There were horribly emotional ups and downs in the Junior football season for Neale, ups and downs that ploughed and harrowed his young soul, planted many seeds in his heart, and left him at the end of the season with so much new knowledge of himself and others to digest, with experiences so rich and varied, dark and brilliant, to look back on, that he needed the entire rest of the year to grow up to them. The other students, those who did not play football, seemed to him like little boys, fooling around with marbles and kites, so little did they know of the black depths of depression and despair, and the hard-won heights of exultation which crammed his own personal life full, and gave him a premature maturity of experience, like that of a boy who has been through a war.
The day after his third game on the Varsity, Father called him on the telephone and asked if he couldn't come home and have dinner with them to celebrate his success—would that be breaking training? Oh, no, Neale answered, not if he got back to the house at nine. So he went home to a specially good dinner, just the kind he remembered as a little boy, when there was company. They talked football mostly: that meant he and Father talked and Mother saw to it that the plates of her two men were filled. After dinner they went into the library, the library where he had first plunged into the world of books, and there he and Mother sat on the sofa, while Father sat in his own chair, and they visited some more. Neale found it surprisingly easy to talk to his parents now, almost as easy as if they were strangers. During the last year he had lived away from them except for week-ends and short visits. In that time he had acquired a little perspective; and the new shell to his personality had set hard enough so that he no longer felt an irritable, shame-faced distaste of being looked at by people who had known him as a little boy. Great Scott! Had he ever been a little boy? The college Junior looked around on the walls, books and furniture that had not changed a hair and remembered with difficulty that he had once been a care-free child in these surroundings.
When he went away, he shook hands with his father, as he always did, and stooped from his great height to kiss his mother as he always did. Why not? It did not occur to him that he might not kiss his mother.
But apparently it had occurred to her, for when she felt on her lips the cool, fresh, boyish, matter-of-fact pressure of his lips, she gave a sob and flung her arms around him, holding him close and crying a little on his shoulder.
Why, dear old Mother! What was the matter with her? Neale put both arms around her and gave her a great hug, as he used to when he came home from West Adams.
It had done him good to see his folks, he thought, as he strode off down the familiar, but not much-loved city street. He thought affectionately about his father and mother for quite a time thereafter, as far as the ferry-house indeed, when the build of a deck-hand reminded him of the new Swede on the team. After that he thought football intensively, a strong color of Junior cock-sureness tinging all his thoughts. He was making the team! He wasn't so worse! How green, how incredibly green the thumb-fingered Freshies were who came out to try for the squad. And he had beaten Biffy to it, although Biffy had almost killed himself with trying.
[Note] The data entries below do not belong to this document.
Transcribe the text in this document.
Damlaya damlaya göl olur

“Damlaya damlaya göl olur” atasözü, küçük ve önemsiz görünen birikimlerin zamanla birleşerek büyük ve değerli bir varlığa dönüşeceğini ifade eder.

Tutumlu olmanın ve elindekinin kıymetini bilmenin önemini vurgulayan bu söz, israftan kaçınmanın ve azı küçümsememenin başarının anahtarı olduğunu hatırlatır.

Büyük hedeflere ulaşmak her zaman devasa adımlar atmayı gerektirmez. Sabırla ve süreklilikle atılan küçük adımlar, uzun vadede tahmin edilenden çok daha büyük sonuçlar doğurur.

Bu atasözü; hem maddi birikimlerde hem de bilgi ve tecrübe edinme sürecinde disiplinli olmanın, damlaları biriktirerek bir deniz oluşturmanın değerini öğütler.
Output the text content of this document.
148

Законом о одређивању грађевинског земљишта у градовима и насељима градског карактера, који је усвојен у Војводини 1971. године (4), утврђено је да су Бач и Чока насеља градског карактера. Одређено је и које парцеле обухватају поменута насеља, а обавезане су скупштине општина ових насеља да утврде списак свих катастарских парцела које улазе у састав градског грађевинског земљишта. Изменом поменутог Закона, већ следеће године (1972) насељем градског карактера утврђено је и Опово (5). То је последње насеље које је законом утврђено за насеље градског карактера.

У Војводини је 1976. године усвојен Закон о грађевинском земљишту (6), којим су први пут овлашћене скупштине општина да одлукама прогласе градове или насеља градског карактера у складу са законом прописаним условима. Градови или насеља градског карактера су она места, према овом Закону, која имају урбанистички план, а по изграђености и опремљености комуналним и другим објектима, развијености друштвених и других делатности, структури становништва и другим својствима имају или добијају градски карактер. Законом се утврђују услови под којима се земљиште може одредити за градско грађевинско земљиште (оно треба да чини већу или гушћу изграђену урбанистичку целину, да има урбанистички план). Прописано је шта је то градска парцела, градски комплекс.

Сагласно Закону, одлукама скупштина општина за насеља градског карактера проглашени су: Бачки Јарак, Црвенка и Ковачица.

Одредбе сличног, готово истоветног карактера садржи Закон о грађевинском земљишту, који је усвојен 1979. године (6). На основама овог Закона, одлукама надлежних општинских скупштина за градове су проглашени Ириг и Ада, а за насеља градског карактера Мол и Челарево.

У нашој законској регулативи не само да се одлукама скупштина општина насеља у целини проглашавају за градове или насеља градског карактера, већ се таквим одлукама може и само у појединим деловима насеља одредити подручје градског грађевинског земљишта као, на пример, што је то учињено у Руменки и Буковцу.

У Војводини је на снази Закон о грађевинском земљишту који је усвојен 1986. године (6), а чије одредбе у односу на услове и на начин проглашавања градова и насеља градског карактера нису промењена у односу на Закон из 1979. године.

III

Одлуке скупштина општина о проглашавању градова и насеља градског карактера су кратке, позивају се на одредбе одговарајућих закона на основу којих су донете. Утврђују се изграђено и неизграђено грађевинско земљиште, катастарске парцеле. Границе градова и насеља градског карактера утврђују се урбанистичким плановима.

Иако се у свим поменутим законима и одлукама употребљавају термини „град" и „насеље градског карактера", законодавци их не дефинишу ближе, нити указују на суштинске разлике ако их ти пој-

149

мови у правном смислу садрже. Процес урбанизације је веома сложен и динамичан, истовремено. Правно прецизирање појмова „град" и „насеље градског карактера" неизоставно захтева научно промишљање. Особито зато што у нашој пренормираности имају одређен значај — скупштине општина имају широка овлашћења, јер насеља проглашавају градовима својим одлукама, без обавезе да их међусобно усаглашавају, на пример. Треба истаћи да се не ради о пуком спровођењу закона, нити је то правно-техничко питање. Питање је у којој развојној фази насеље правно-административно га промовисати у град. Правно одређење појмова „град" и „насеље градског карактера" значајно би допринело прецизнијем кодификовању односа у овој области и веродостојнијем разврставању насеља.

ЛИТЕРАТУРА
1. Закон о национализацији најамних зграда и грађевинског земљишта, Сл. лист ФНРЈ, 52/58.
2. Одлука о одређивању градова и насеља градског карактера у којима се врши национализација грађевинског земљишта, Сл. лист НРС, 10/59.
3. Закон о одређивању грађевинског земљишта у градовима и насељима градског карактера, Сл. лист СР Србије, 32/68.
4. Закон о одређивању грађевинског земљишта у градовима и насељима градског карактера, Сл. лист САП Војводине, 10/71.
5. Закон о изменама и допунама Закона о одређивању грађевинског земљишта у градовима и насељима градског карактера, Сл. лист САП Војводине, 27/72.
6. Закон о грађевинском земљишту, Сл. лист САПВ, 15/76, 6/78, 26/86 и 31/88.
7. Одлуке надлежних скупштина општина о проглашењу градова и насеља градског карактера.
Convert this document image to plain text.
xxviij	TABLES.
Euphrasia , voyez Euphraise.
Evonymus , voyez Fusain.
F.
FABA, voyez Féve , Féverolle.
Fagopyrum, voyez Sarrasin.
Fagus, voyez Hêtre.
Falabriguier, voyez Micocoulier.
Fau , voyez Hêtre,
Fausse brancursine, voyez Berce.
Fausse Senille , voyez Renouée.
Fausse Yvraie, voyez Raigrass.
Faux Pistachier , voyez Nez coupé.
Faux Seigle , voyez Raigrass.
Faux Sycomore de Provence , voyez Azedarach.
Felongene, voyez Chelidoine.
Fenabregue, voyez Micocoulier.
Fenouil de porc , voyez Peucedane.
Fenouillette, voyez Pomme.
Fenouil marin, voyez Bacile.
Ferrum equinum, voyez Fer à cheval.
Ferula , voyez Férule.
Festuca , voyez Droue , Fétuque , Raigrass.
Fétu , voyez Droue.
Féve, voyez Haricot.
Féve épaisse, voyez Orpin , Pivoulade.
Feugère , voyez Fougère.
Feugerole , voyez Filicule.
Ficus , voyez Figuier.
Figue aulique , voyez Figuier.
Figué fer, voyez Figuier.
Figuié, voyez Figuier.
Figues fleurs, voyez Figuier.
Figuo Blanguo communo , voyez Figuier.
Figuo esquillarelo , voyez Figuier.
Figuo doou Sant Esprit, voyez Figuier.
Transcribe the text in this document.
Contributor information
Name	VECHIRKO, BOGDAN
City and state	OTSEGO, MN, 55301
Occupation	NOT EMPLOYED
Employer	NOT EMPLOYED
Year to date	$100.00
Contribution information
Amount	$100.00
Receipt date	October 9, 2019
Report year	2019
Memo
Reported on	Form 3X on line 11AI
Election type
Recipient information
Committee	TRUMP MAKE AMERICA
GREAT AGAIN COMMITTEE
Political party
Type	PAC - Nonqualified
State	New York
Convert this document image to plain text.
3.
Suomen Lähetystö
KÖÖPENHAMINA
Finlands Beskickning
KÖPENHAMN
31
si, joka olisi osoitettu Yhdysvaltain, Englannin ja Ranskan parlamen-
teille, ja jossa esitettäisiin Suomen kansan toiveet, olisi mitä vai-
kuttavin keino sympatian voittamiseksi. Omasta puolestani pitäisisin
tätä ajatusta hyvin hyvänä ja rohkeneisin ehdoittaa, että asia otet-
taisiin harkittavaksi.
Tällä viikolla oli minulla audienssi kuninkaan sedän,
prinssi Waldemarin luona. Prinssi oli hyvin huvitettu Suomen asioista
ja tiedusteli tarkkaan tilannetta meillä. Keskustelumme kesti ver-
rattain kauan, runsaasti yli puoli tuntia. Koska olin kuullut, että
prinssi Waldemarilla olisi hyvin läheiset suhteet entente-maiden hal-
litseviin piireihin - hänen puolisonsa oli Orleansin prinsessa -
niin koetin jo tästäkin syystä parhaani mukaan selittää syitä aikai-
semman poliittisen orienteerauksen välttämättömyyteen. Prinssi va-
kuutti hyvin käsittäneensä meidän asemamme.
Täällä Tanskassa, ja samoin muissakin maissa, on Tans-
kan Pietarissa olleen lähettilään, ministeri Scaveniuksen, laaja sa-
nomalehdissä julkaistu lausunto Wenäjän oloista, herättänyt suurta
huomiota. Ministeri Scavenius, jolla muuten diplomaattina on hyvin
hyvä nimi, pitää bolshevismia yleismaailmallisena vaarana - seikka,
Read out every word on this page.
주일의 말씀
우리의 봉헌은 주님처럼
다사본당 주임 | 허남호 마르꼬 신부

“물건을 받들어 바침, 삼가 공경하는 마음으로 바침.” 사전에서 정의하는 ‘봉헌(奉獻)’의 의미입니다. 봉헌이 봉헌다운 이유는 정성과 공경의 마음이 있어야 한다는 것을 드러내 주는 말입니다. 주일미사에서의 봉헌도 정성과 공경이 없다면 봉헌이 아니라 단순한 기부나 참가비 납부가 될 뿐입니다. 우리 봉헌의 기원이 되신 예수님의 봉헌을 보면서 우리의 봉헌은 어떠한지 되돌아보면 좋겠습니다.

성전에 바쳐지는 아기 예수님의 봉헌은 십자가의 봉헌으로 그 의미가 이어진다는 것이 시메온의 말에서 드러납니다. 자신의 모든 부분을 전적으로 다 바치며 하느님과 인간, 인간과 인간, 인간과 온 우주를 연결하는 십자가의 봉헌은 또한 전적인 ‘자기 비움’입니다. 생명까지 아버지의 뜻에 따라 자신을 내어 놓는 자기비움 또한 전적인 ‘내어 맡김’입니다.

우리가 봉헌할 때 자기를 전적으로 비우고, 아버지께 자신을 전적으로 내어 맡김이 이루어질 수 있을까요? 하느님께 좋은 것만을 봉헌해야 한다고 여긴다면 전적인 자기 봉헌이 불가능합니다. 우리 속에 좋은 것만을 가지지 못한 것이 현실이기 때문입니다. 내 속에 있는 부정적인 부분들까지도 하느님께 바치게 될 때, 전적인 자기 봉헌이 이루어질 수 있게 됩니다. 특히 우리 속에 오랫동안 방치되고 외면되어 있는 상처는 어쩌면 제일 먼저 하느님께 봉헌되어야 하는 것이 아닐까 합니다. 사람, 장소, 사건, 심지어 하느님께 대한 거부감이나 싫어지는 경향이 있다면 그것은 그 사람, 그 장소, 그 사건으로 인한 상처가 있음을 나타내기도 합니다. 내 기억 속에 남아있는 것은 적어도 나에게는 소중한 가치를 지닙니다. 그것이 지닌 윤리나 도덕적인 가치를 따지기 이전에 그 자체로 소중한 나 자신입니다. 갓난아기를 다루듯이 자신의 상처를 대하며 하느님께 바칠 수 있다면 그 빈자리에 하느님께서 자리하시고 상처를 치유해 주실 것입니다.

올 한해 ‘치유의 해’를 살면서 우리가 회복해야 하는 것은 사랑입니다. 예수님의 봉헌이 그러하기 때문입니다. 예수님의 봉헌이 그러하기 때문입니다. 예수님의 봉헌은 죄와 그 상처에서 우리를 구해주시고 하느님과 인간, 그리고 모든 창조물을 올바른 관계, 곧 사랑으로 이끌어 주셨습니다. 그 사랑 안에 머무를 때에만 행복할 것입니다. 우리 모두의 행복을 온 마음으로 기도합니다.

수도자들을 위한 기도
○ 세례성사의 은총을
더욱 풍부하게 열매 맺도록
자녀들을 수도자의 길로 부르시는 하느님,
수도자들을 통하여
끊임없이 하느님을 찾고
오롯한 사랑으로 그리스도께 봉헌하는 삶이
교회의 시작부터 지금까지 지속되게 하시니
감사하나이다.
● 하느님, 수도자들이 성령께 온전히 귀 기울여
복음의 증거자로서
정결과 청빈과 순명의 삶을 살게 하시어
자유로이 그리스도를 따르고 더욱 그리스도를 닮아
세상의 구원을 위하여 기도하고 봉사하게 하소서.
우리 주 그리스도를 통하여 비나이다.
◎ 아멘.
The weak opponents of the preliminary season were easily swamped. McAlpine, Rogers, Neale, with one of the tackles back, the big Swede, Gus Larsen, or Atkins' coal miner (whose name, Vaclav Blahoslav, stumped the squad till it was shortened to "Mike") tore over Rutgers, Fordham, Hamilton and the other small fry. True, the battering-ram machine broke tragically down before Princeton's even stronger attack, but none of the blame for that attached to Neale. He was kept out of that game by a wrenched ankle, and Biffy's rotten luck let him into the line-up for the first defeat of the season. Neale really had luck on his side, he thought with some complacency. By next Saturday his ankle was all right again and he trotted out on Franklin Field supremely confident, trotted out to fall straight into the black depths of the bottomless pit.